Need new GLIBC on Centos 6 to use PyTorch on GPUs
I am using a supercomputer facility which is running Centos 6. The node I want to use has 3 Tesla V100. The problem is that the version of GLIBC installed on that node is not compatible with the latest versions of PyTorch I must use.
I do not have root. Hence, I need a way to use another GLIBC from a user level. I can talk to the sysadmins and do stuff from root (like use Docker, or something like that) but I cannot reinstall OS or GLIBC globally. I have tried to install GLIBC by myself without root, but could not do it right; it did not work.
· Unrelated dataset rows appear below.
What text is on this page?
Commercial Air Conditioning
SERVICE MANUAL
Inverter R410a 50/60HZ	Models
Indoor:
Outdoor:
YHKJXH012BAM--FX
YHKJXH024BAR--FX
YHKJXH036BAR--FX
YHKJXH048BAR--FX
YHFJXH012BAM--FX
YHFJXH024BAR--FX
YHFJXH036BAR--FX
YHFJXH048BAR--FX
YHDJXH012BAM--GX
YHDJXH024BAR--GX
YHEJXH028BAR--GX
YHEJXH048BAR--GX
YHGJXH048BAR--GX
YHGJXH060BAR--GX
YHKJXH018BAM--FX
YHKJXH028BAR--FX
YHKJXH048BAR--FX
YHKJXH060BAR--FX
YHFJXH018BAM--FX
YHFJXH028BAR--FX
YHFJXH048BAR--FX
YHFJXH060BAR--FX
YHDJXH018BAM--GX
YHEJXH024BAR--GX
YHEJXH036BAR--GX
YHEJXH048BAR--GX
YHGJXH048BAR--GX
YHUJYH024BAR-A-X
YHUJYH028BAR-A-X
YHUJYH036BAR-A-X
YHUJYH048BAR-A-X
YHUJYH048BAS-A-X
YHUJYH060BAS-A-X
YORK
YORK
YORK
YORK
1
It takes too much time, and cannot find a tutorial to do it right.
I have some ideas in mind, like trying to run a Container that can access the node and use other OS; when my scheduled computing time ends I can leave the node the same way I got it; for the next user on the supercomputer facility.
I was also thinking about chroot; Download an ISO of Centos 8 and chroot into it, but I do not know if it would use the GLIBC used by the Host OS, or Centos 8 GLIBC.
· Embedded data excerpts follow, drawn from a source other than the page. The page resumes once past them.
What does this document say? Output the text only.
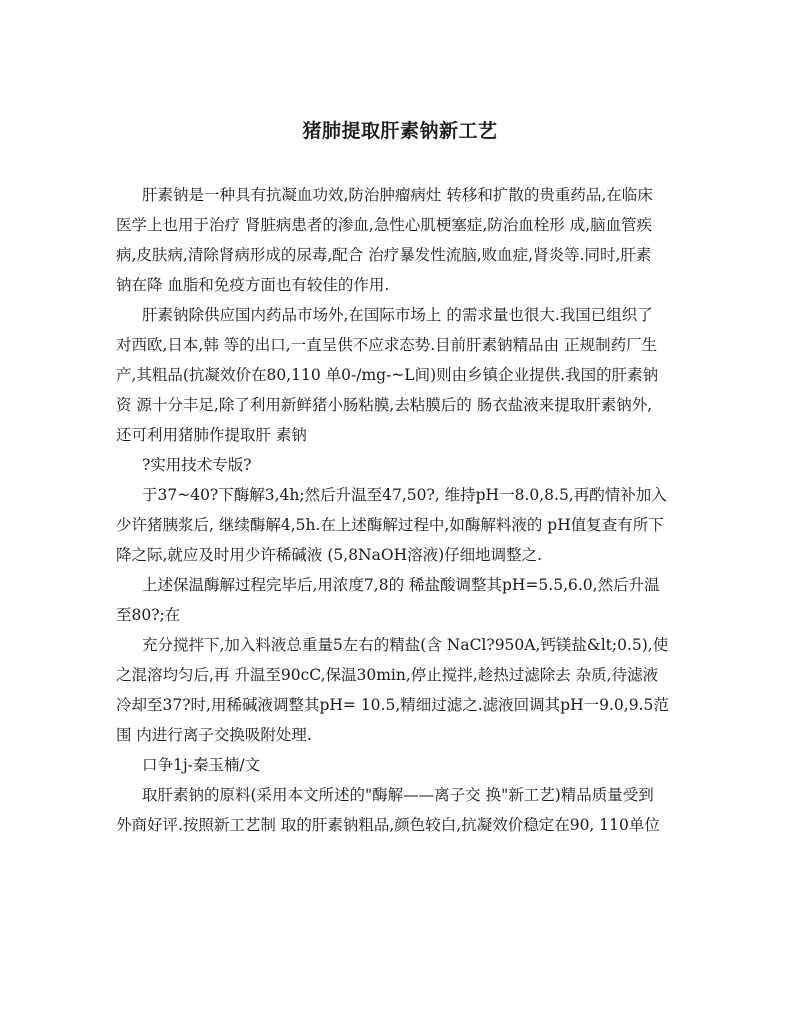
猪肺提取肝素钠新工艺
肝素钠是一种具有抗凝血功效,防治肿瘤病灶 转移和扩散的贵重药品,在临床
医学上也用于治疗 肾脏病患者的渗血,急性心肌梗塞症,防治血栓形 成,脑血管疾
病,皮肤病,清除肾病形成的尿毒,配合 治疗暴发性流脑,败血症,肾炎等.同时,肝素
钠在降 血脂和免疫方面也有较佳的作用.
肝素钠除供应国内药品市场外,在国际市场上 的需求量也很大.我国已组织了
对西欧,日本,韩 等的出口,一直呈供不应求态势.目前肝素钠精品由 正规制药厂生
产,其粗品(抗凝效价在80,110 单0-/mg-~L间)则由乡镇企业提供.我国的肝素钠
资 源十分丰足,除了利用新鲜猪小肠粘膜,去粘膜后的 肠衣盐液来提取肝素钠外,
还可利用猪肺作提取肝 素钠
?实用技术专版?
于37~40?下酶解3,4h;然后升温至47,50?, 维持pH一8.0,8.5,再酌情补加入
少许猪胰浆后, 继续酶解4,5h.在上述酶解过程中,如酶解料液的 pH值复查有所下
降之际,就应及时用少许稀碱液 (5,8NaOH溶液)仔细地调整之.
上述保温酶解过程完毕后,用浓度7,8的 稀盐酸调整其pH=5.5,6.0,然后升温
至80?;在
充分搅拌下,加入料液总重量5左右的精盐(含 NaCl?950A,钙镁盐&lt;0.5),使
之混溶均匀后,再 升温至90cC,保温30min,停止搅拌,趁热过滤除去 杂质,待滤液
冷却至37?时,用稀碱液调整其pH= 10.5,精细过滤之.滤液回调其pH一9.0,9.5范
围 内进行离子交换吸附处理.
口争1j-秦玉楠/文
取肝素钠的原料(采用本文所述的"酶解——离子交 换"新工艺)精品质量受到
外商好评.按照新工艺制 取的肝素钠粗品,颜色较白,抗凝效价稳定在90, 110单位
What do you recommend me to do? Do you think Docker would suit my needs? Or other containerization solution? Keep trying with installing other GLIBC?
Solution 1:
I have tried to install GLIBC by myself without root, but could not do it right; it did not work. It takes too much time, and cannot find a tutorial to do it right.
Far too difficult to install a different libc in parallel with the existing one. Not a thing I would attempt, especially on a shared system.
Containers are chroots but better, with more isolation. Use containers instead of chroots so you can take advantage of tooling and pre-existing images.
However, there are kernel requirements for the container host (or virtual machine). You will need nvidia's Linux kernel driver. Recent distros are supported, like EL 7 and EL8 via DKMS.
Yes its possible to use a GPU from a container. See How to enable NVIDIA GPUs in containers on bare metal in RHEL 8 and shell scripts extracted from it. That shows you how to install kmod-nvidia-latest-dkms
and nvidia-container-toolkit
, plus some SELinux policy to keep containers isolated.
I don't think you can escape an OS upgrade of the host OS. CentOS 6 is end of life and no longer receives security updates. Kernel drivers you would want for this GPU are only supported on later OSes. Red Hat's favorite container tooling, podman, podman, doesn't exist on the older OS either.